- The paper presents a hierarchical CNN model that learns global co-occurrence features by repositioning joint dimensions as channels.
- It incorporates a two-stream paradigm to explicitly model temporal dynamics using raw skeleton coordinates and their differences.
- Experimental results on benchmark datasets demonstrate significant accuracy improvements over RNN/LSTM-based methods in action recognition and detection.
Co-occurrence Feature Learning from Skeleton Data for Action Recognition and Detection with Hierarchical Aggregation
The paper presents a novel framework for skeleton-based human action recognition and detection, employing a convolutional neural network (CNN) model to leverage the co-occurrence features inherent in skeletal data. The authors propose a hierarchical aggregation approach that enhances both intra-frame and inter-frame representations, targeting improved performance on tasks such as intelligent surveillance, human-computer interaction, and robotics.
Methodology
The core contribution lies in a CNN-based framework that learns hierarchical co-occurrence features from skeleton sequences. This approach contrasts with traditional methods utilizing RNNs or LSTMs that struggled with direct high-level feature extraction. The proposed method focuses on two main aspects:
- Global Co-occurrence Feature Learning: Unlike other CNN-based methods that aggregate local co-occurrence features, this framework repositions joint dimensions into channels, allowing CNN layers to capture extensive joint interactions aggregatively. This is crucial for recognizing actions that involve complicated joint interactions.

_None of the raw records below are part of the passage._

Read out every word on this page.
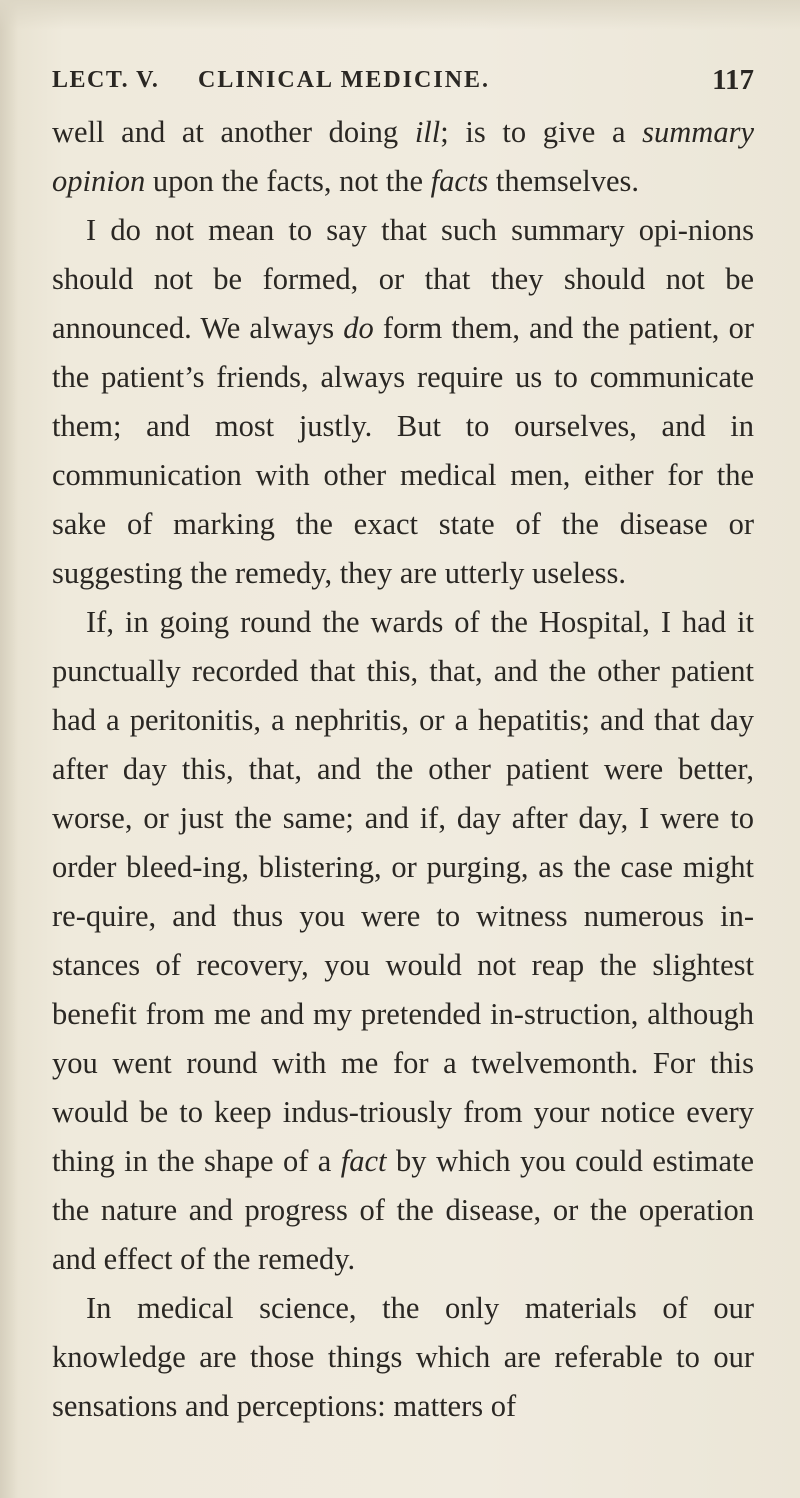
LECT. V. CLINICAL MEDICINE.	117

well and at another doing ill; is to give a summary opinion upon the facts, not the facts themselves.

I do not mean to say that such summary opi-nions should not be formed, or that they should not be announced. We always do form them, and the patient, or the patient’s friends, always require us to communicate them; and most justly. But to ourselves, and in communication with other medical men, either for the sake of marking the exact state of the disease or suggesting the remedy, they are utterly useless.

If, in going round the wards of the Hospital, I had it punctually recorded that this, that, and the other patient had a peritonitis, a nephritis, or a hepatitis; and that day after day this, that, and the other patient were better, worse, or just the same; and if, day after day, I were to order bleed-ing, blistering, or purging, as the case might re-quire, and thus you were to witness numerous in-stances of recovery, you would not reap the slightest benefit from me and my pretended in-struction, although you went round with me for a twelvemonth. For this would be to keep indus-triously from your notice every thing in the shape of a fact by which you could estimate the nature and progress of the disease, or the operation and effect of the remedy.

In medical science, the only materials of our knowledge are those things which are referable to our sensations and perceptions: matters of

- Temporal Motion Encoding: By introducing a two-stream paradigm, the framework explicitly incorporates temporal joint movements using raw skeleton coordinates and their temporal differences. This explicit modeling is argued to enhance recognition performance by integrating dynamic motion aspects.
- Hierarchical Aggregation: The network architecture, termed the Hierarchical Co-occurrence Network (HCN), is designed to gradually build from point-level features to sophisticated co-occurrence features, facilitating the CNN’s ability to encode spatial-temporal dynamics effectively.
- Multi-Person Scalability: The framework offers strategies to handle multi-person scenarios, employing late fusion techniques such as element-wise maximum operations to integrate features from multiple subjects efficiently. This flexibility extends the framework’s applicability to interactive human actions.
Experimental Results
The HCN framework was evaluated on several benchmark datasets, including NTU RGB+D, SBU Kinect Interaction, and PKU-MMD, consistently outperforming existing state-of-the-art methods. Notably:
- On NTU RGB+D, the proposed method achieved significant improvements, with accuracy enhancements of 7.3% in cross-subject settings when compared to LSTM-based approaches.
- On SBU Kinect, the HCN delivered a substantial 8.2% increase over RNN-based methods, demonstrating remarkable efficiency in smaller datasets.
- In temporal action detection on PKU-MMD, the framework exhibited increased performance in mean average precision (mAP), underscoring its generalization ability across tasks.
Implications and Future Work
The proposed HCN framework exemplifies a robust approach to skeleton-based action recognition and detection, offering key insights into the value of global co-occurrence feature learning. It suggests that CNNs, when designed to encompass joint interactions comprehensively, can significantly enhance the model’s recognition capabilities.
The hierarchical and explicit aggregation techniques open avenues for further exploration in adapting CNNs to inherently sequential tasks like action recognition. Future directions could involve integrating this framework with multi-modal data or extending it to more complex multi-person interactions to further improve adaptability and comprehensiveness in action modeling.
In summary, the presented work underscores the viability of using CNNs for effective skeleton-based action recognition, challenging conventional reliance on sequential models and setting a new precedent for future research in this domain.